很多神奇之處都隱藏在這個 VectorstoreIndexCreator 裡。它做了什麼?

載入文件後它將執行三個主要步驟:

  1. 將文件分割成區塊(chunks)
  2. 為每個文件建立嵌入(embeddings)
  3. 在向量儲存中儲存文件和嵌入

讓我們用程式碼來示範一下:

documents = loader.load()

接下來,我們將把文檔分成區塊。

from langchain.text_splitter import CharacterTextSplitter

text_splitter = CharacterTextSplitter(chunk_size=1000, chunk_overlap=0)

texts = text_splitter.split_documents(documents)

然後我們將選擇要使用的嵌入(embedding)。

from langchain.embeddings import OpenAIEmbeddings

embeddings = OpenAIEmbeddings()

我們現在創建向量存儲來用作索引。

from langchain.vectorstores import Chroma

db = Chroma.from_documents(texts, embeddings)

結果:

    Running Chroma using direct local API.
    Using DuckDB in-memory for database. Data will be transient.

這就是創建索引。然後,我們在檢索器介面中公開該索引。

retriever = db.as_retriever()

然後,像以前一樣,我們創建一條鏈並用它來回答問題!

qa = RetrievalQA.from_chain_type(llm=OpenAI(), chain_type="stuff", retriever=retriever)

接著來問問題吧!

query = "What did the president say about Ketanji Brown Jackson"

qa.run(query)

結果:

    " The President said that Judge Ketanji Brown Jackson is one of the nation's top legal minds, a former top litigator in private practice, a former federal public defender, and from a family of public school educators and police officers. He said she is a consensus builder and has received a broad range of support from organizations such as the Fraternal Order of Police and former judges appointed by Democrats and Republicans."

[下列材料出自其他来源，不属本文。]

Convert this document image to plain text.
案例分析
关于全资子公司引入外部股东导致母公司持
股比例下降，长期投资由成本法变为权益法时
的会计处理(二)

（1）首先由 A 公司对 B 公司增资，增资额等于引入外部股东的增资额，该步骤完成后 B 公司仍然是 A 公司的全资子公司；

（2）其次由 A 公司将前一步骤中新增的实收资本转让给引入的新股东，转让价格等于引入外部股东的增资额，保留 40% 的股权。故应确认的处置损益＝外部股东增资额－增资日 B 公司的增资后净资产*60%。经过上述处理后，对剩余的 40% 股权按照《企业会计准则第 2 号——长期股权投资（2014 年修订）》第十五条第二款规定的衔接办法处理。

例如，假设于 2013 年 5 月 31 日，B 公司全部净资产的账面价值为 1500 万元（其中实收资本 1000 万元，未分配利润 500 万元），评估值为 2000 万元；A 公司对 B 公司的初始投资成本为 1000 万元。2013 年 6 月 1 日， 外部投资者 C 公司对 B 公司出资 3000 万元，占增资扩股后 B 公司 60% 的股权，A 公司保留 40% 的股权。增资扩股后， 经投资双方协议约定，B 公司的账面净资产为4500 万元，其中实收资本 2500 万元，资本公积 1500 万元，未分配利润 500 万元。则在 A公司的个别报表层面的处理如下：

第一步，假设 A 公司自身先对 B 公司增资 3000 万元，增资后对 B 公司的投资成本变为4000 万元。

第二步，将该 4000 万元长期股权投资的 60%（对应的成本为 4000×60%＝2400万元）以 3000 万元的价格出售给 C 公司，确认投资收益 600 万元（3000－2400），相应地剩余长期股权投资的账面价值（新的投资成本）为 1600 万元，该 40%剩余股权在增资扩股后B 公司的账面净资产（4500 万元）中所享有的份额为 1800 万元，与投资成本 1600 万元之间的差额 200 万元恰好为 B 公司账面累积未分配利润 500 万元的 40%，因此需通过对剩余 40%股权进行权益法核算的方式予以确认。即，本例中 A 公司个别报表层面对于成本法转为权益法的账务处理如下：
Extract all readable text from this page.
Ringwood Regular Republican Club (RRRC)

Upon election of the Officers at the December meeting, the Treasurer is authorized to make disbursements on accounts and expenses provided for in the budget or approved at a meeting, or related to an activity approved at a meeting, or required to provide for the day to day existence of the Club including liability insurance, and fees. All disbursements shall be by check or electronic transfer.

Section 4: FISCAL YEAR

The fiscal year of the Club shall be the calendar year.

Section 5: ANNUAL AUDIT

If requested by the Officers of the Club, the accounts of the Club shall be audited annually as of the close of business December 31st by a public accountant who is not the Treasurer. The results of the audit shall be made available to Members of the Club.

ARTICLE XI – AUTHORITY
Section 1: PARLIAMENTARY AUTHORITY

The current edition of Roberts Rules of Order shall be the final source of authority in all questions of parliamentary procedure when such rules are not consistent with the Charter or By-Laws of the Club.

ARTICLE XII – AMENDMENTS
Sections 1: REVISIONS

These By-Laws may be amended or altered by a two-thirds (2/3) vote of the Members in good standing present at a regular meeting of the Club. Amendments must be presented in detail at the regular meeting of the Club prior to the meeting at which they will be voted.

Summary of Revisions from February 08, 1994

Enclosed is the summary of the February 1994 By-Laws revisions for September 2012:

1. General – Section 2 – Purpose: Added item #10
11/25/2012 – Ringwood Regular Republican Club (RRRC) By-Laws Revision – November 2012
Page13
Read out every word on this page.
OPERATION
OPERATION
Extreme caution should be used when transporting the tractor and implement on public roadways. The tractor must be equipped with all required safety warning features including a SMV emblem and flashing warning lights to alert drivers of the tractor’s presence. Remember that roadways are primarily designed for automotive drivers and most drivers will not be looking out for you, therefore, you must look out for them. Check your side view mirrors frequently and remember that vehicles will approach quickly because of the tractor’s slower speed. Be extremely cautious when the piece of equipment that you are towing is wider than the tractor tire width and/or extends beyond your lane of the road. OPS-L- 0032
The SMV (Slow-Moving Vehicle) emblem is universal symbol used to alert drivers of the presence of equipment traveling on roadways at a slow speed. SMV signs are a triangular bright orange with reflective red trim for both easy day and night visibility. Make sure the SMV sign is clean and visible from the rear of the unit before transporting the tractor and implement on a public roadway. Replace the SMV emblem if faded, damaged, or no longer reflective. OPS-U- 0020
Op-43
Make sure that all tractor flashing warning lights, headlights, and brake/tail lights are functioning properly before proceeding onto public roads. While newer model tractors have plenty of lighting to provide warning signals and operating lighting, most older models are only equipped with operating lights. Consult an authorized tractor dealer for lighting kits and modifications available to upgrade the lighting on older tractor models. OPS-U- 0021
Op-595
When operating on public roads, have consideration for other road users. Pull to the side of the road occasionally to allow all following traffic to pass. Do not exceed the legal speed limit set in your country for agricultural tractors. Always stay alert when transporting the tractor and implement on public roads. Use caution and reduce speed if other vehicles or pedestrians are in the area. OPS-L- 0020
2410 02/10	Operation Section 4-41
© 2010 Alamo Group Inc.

VectorstoreIndexCreator 是所有這些邏輯的包裝。它可以在它使用的文字分割器、它使用的嵌入以及它使用的向量儲存中進行配置。例如,您可以如下配置:

index_creator = VectorstoreIndexCreator(
    vectorstore_cls=Chroma,
    embedding=OpenAIEmbeddings(),
    text_splitter=CharacterTextSplitter(chunk_size=1000, chunk_overlap=0)
)

希望這能突顯 VectorstoreIndexCreator 背後發生的事。雖然我們認為有一種簡單的方法來創建索引很重要,但我們也認為了解背後發生的事情也很重要。